Anorexic "Tips" from the Biggest Loser

Food is a gift. It is not something to be feared or demonized but rather to be eaten with joy and thanksgiving. Take it from someone who has eaten food out of the garbage.
This post was published on the now-closed HuffPost Contributor platform. Contributors control their own work and posted freely to our site. If you need to flag this entry as abusive, send us an email.

Here's a diet tip for you: Eat with a bear. I bet you eat less. Just try it and see.
"She is a great example of fulfilling your destiny. She'll order dessert and take one bite and then pour the salt shaker over it. She's about living consciously."

~ Ali Vincent, first female winner of The Biggest Loser, had this to say about working with trainer Jillian Michaels*.

Setting aside for the moment my ambivalent feelings about Ms. Michaels -- I've swung all the way from hater to budding girl crush on the love spectrum -- I take issue with anyone, celebrity or otherwise, talking about "living consciously" and "fulfilling your destiny" by manipulating your food. Your food is not your consciousness nor your destiny. Do you know why? Because your body is not the sum of your consciousness nor your destiny. We are more than what we eat. We are more than what we look like.

The Anorexic's NotebookSeveral years ago when the media was all aflutter over "Pro-Ana" and "Pro-Mia" sites -- a small subset of websites that enable girls in pursuing their disordered lifestyles -- many eating disorder "tips" were published in the news. For those of us who already possessed the eating disordered mindset but up until then blissfully unaware of such sites, this was like a gold mine. I'm not proud to admit it but I spent a considerable amount of time on those websites. Mostly they were not what the media claimed them to be -- i.e. fist pumping bastions of alternative lifestyles (die-styles?) -- but rather collections of depressed, withdrawn and highly competitive sick girls. Most of them (us?) didn't want to stay disordered forever. Most of us realized how much our eating disorder took from us. But all of us wanted to be thin. And so the site authors published tips and tricks for getting to that Waif Ideal.

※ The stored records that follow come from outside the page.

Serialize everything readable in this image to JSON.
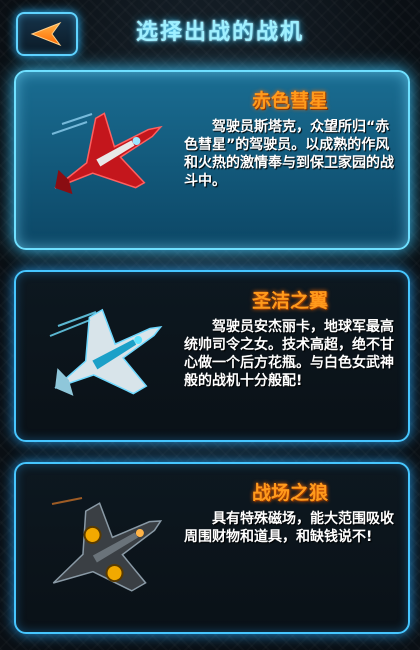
{
  "header": {
    "title": "选择出战的战机",
    "back_icon": "back-arrow-icon"
  },
  "colors": {
    "accent": "#46c6ff",
    "name": "#ff9a1c",
    "selected_bg": "#1a6d92"
  },
  "fighters": [
    {
      "name": "赤色彗星",
      "description": "驾驶员斯塔克，众望所归“赤色彗星”的驾驶员。以成熟的作风和火热的激情奉与到保卫家园的战斗中。",
      "selected": true,
      "icon": "red-jet-icon"
    },
    {
      "name": "圣洁之翼",
      "description": "驾驶员安杰丽卡，地球军最高统帅司令之女。技术高超，绝不甘心做一个后方花瓶。与白色女武神般的战机十分般配!",
      "selected": false,
      "icon": "white-jet-icon"
    },
    {
      "name": "战场之狼",
      "description": "具有特殊磁场，能大范围吸收周围财物和道具，和缺钱说不!",
      "selected": false,
      "icon": "dark-jet-icon"
    }
  ]
}
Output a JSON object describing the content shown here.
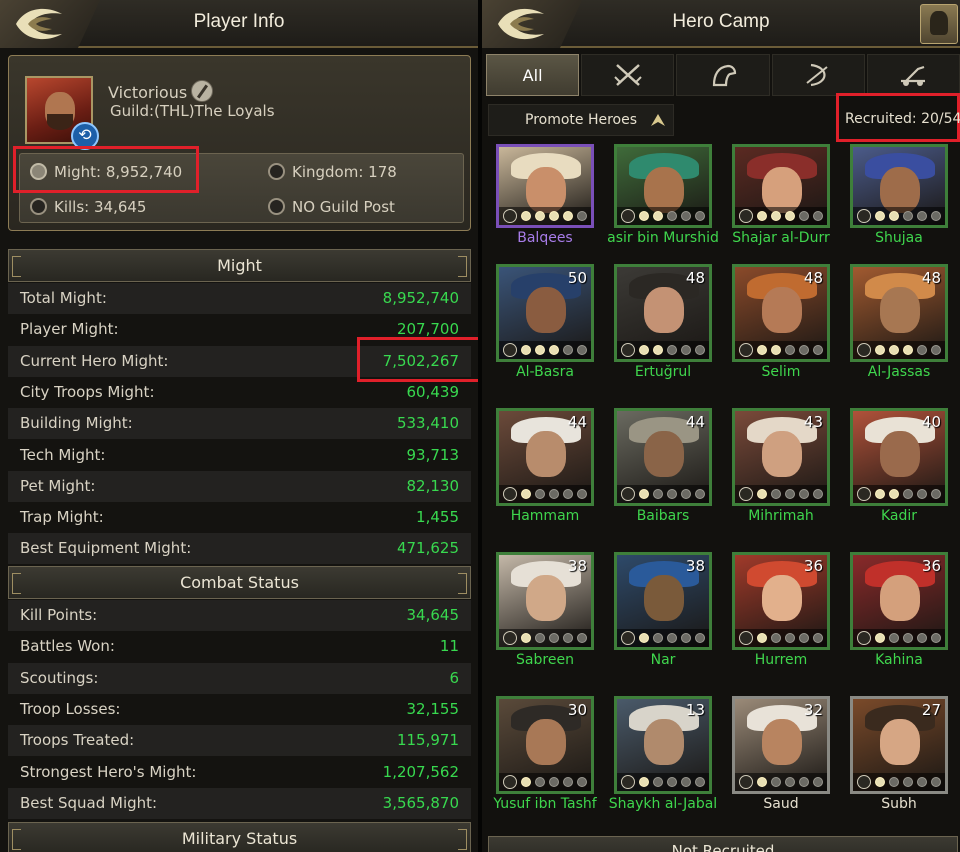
{
  "left": {
    "title": "Player Info",
    "player": {
      "name": "Victorious",
      "guild": "Guild:(THL)The Loyals",
      "might_label": "Might: 8,952,740",
      "kingdom_label": "Kingdom: 178",
      "kills_label": "Kills: 34,645",
      "guild_post": "NO Guild Post"
    },
    "might_section": {
      "header": "Might",
      "rows": [
        {
          "label": "Total Might:",
          "value": "8,952,740"
        },
        {
          "label": "Player Might:",
          "value": "207,700"
        },
        {
          "label": "Current Hero Might:",
          "value": "7,502,267"
        },
        {
          "label": "City Troops Might:",
          "value": "60,439"
        },
        {
          "label": "Building Might:",
          "value": "533,410"
        },
        {
          "label": "Tech Might:",
          "value": "93,713"
        },
        {
          "label": "Pet Might:",
          "value": "82,130"
        },
        {
          "label": "Trap Might:",
          "value": "1,455"
        },
        {
          "label": "Best Equipment Might:",
          "value": "471,625"
        }
      ]
    },
    "combat_section": {
      "header": "Combat Status",
      "rows": [
        {
          "label": "Kill Points:",
          "value": "34,645"
        },
        {
          "label": "Battles Won:",
          "value": "11"
        },
        {
          "label": "Scoutings:",
          "value": "6"
        },
        {
          "label": "Troop Losses:",
          "value": "32,155"
        },
        {
          "label": "Troops Treated:",
          "value": "115,971"
        },
        {
          "label": "Strongest Hero's Might:",
          "value": "1,207,562"
        },
        {
          "label": "Best Squad Might:",
          "value": "3,565,870"
        }
      ]
    },
    "military_header": "Military Status"
  },
  "right": {
    "title": "Hero Camp",
    "tabs": [
      {
        "label": "All",
        "icon": "all"
      },
      {
        "label": "",
        "icon": "crossed-swords-icon"
      },
      {
        "label": "",
        "icon": "horse-head-icon"
      },
      {
        "label": "",
        "icon": "bow-icon"
      },
      {
        "label": "",
        "icon": "siege-catapult-icon"
      }
    ],
    "promote_label": "Promote Heroes",
    "recruited_label": "Recruited: 20/54",
    "not_recruited_label": "Not Recruited",
    "heroes": [
      {
        "name": "Balqees",
        "level": "",
        "stars": 4,
        "rarity": "purple",
        "palette": [
          "#c9b79a",
          "#e8dcc0",
          "#c98f6a"
        ]
      },
      {
        "name": "asir bin Murshid",
        "level": "",
        "stars": 2,
        "rarity": "green",
        "palette": [
          "#3f6b3a",
          "#2f8a6e",
          "#a8734c"
        ]
      },
      {
        "name": "Shajar al-Durr",
        "level": "",
        "stars": 3,
        "rarity": "green",
        "palette": [
          "#5b2a22",
          "#8a2e2a",
          "#d6a07c"
        ]
      },
      {
        "name": "Shujaa",
        "level": "",
        "stars": 2,
        "rarity": "green",
        "palette": [
          "#4b5b8a",
          "#3a4ea0",
          "#9e6c4a"
        ]
      },
      {
        "name": "Al-Basra",
        "level": "50",
        "stars": 3,
        "rarity": "green",
        "palette": [
          "#3a5478",
          "#27406a",
          "#8a5c40"
        ]
      },
      {
        "name": "Ertuğrul",
        "level": "48",
        "stars": 2,
        "rarity": "green",
        "palette": [
          "#3c3a36",
          "#2b2824",
          "#c49274"
        ]
      },
      {
        "name": "Selim",
        "level": "48",
        "stars": 2,
        "rarity": "green",
        "palette": [
          "#8a4a2a",
          "#c06b30",
          "#b57a56"
        ]
      },
      {
        "name": "Al-Jassas",
        "level": "48",
        "stars": 3,
        "rarity": "green",
        "palette": [
          "#a15a30",
          "#d18a4a",
          "#a77752"
        ]
      },
      {
        "name": "Hammam",
        "level": "44",
        "stars": 1,
        "rarity": "green",
        "palette": [
          "#6b4a3a",
          "#e8e4dc",
          "#b88c6c"
        ]
      },
      {
        "name": "Baibars",
        "level": "44",
        "stars": 1,
        "rarity": "green",
        "palette": [
          "#6a6a60",
          "#9a9584",
          "#8a6448"
        ]
      },
      {
        "name": "Mihrimah",
        "level": "43",
        "stars": 1,
        "rarity": "green",
        "palette": [
          "#7a4a3a",
          "#e4d8c8",
          "#cfa080"
        ]
      },
      {
        "name": "Kadir",
        "level": "40",
        "stars": 2,
        "rarity": "green",
        "palette": [
          "#b0523a",
          "#e9e2d6",
          "#9a6a4c"
        ]
      },
      {
        "name": "Sabreen",
        "level": "38",
        "stars": 1,
        "rarity": "green",
        "palette": [
          "#c4b8a8",
          "#e6e0d6",
          "#d0a888"
        ]
      },
      {
        "name": "Nar",
        "level": "38",
        "stars": 1,
        "rarity": "green",
        "palette": [
          "#2e4a6a",
          "#2a5a9a",
          "#7a5a3a"
        ]
      },
      {
        "name": "Hurrem",
        "level": "36",
        "stars": 1,
        "rarity": "green",
        "palette": [
          "#a03a2a",
          "#d04a30",
          "#e2b08c"
        ]
      },
      {
        "name": "Kahina",
        "level": "36",
        "stars": 1,
        "rarity": "green",
        "palette": [
          "#8a2a2a",
          "#c0302a",
          "#d4a07c"
        ]
      },
      {
        "name": "Yusuf ibn Tashf",
        "level": "30",
        "stars": 1,
        "rarity": "green",
        "palette": [
          "#5a4a3a",
          "#2e2a26",
          "#a87856"
        ]
      },
      {
        "name": "Shaykh al-Jabal",
        "level": "13",
        "stars": 1,
        "rarity": "green",
        "palette": [
          "#4a5a6a",
          "#d8d4ca",
          "#b08a6c"
        ]
      },
      {
        "name": "Saud",
        "level": "32",
        "stars": 1,
        "rarity": "gray",
        "palette": [
          "#9a8a78",
          "#e8e2d8",
          "#b88460"
        ]
      },
      {
        "name": "Subh",
        "level": "27",
        "stars": 1,
        "rarity": "gray",
        "palette": [
          "#7a4a2a",
          "#3a2a1e",
          "#d6a684"
        ]
      }
    ]
  }
}
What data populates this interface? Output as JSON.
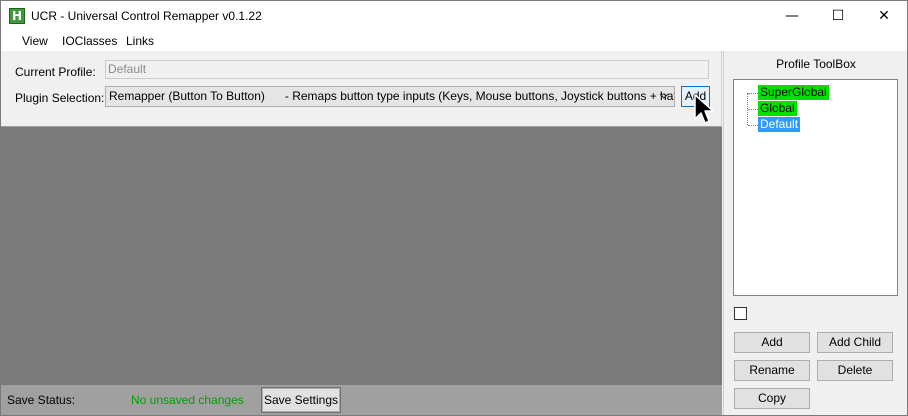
{
  "window": {
    "title": "UCR - Universal Control Remapper v0.1.22",
    "icon_letter": "H",
    "minimize_glyph": "—",
    "maximize_glyph": "☐",
    "close_glyph": "✕"
  },
  "menu": [
    "View",
    "IOClasses",
    "Links"
  ],
  "profile": {
    "label": "Current Profile:",
    "value": "Default"
  },
  "plugin": {
    "label": "Plugin Selection:",
    "selected": "Remapper (Button To Button)      - Remaps button type inputs (Keys, Mouse buttons, Joystick buttons + hat directions)",
    "add_label": "Add"
  },
  "status": {
    "label": "Save Status:",
    "value": "No unsaved changes",
    "value_color": "#00a000",
    "save_label": "Save Settings"
  },
  "toolbox": {
    "title": "Profile ToolBox",
    "tree": [
      {
        "label": "SuperGlobal",
        "highlight": "#00e000",
        "text_color": "#000000"
      },
      {
        "label": "Global",
        "highlight": "#00e000",
        "text_color": "#000000"
      },
      {
        "label": "Default",
        "highlight": "#3399ff",
        "text_color": "#ffffff"
      }
    ],
    "checkbox_checked": false,
    "buttons": {
      "add": "Add",
      "add_child": "Add Child",
      "rename": "Rename",
      "delete": "Delete",
      "copy": "Copy"
    }
  }
}
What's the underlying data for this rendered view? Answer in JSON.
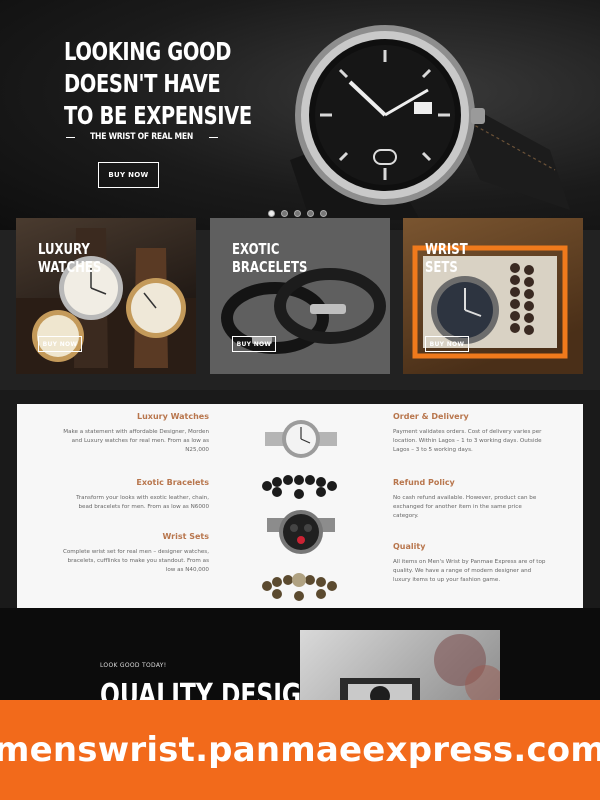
{
  "hero": {
    "headline": [
      "LOOKING GOOD",
      "DOESN'T HAVE",
      "TO BE EXPENSIVE"
    ],
    "subtitle": "THE WRIST OF REAL MEN",
    "cta": "BUY NOW",
    "slide_count": 5,
    "active_slide": 1
  },
  "categories": [
    {
      "title_lines": [
        "LUXURY",
        "WATCHES"
      ],
      "cta": "BUY NOW"
    },
    {
      "title_lines": [
        "EXOTIC",
        "BRACELETS"
      ],
      "cta": "BUY NOW"
    },
    {
      "title_lines": [
        "WRIST",
        "SETS"
      ],
      "cta": "BUY NOW"
    }
  ],
  "info_left": [
    {
      "title": "Luxury Watches",
      "text": "Make a statement with affordable Designer, Morden and Luxury watches for real men. From as low as N25,000"
    },
    {
      "title": "Exotic Bracelets",
      "text": "Transform your looks with exotic leather, chain, bead bracelets for men. From as low as N6000"
    },
    {
      "title": "Wrist Sets",
      "text": "Complete wrist set for real men – designer watches, bracelets, cufflinks to make you standout. From as low as N40,000"
    }
  ],
  "info_right": [
    {
      "title": "Order & Delivery",
      "text": "Payment validates orders. Cost of delivery varies per location. Within Lagos – 1 to 3 working days. Outside Lagos – 3 to 5 working days."
    },
    {
      "title": "Refund Policy",
      "text": "No cash refund available. However, product can be exchanged for another item in the same price category."
    },
    {
      "title": "Quality",
      "text": "All items on Men's Wrist by Panmae Express are of top quality. We have a range of modern designer and luxury items to up your fashion game."
    }
  ],
  "band": {
    "kicker": "LOOK GOOD TODAY!",
    "heading": "QUALITY DESIGNS"
  },
  "banner": {
    "domain": "menswrist.panmaeexpress.com"
  },
  "colors": {
    "accent_orange": "#f26a1b",
    "heading_brown": "#b8764d"
  }
}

Some tips were bizarre like the fabled and much reported "eat toilet paper because it fills you up and has no calories" one. I personally never knew anyone that did that or even said they did that although apparently it had enough cultural cache to make it on a Law & Order episode. Other tips were painful, like swallowing cups of vinegar to take away your appetite (and your esophogus!) or punching yourself in the stomach to quell pesky hunger pangs. But there were quite a few tips that actually sounded a wee bit sensible, especially to a person desperate to lose weight. My favorite of those is the Food Destroying tip.

Annihilate Your FoodWhen I was 15 I took an ill-advised job as a waitress for the catering department of the nearby university. Very quickly I discovered that not only was I younger and more naive (as evidenced by the fact that I did not wear a black or red bra peeking out under my white tuxedo shirt) than most of my fellow waitresses but I was also, well, chubbier. At least to my eyes. In a profession that relies heavily on being attractive to make money, the svelte sylphs I worked with soon became my idols. I watched those girls very carefully to see how they maintained their figures.

They destroyed their food.

Sometimes that entailed drowning it in an incompatible or extreme flavor like salad dressing on cheesecake, raw horseradish layered on creme brulee or even, like Jillian, the contents of the salt shaker poured out over 50$/plate prime rib. Other times it meant "accidentally" spilling cleaning fluid on the leftover butterflake rolls or over squirting dish soap into a chafing dish of hollondaise sauce. The entire goal was to make your plate of food as unappealing as possible. We didn't hide it. In fact, it became a game. The mealtime sport was who could eat the least dinner (and drink the most Diet Coke!) at dinner time.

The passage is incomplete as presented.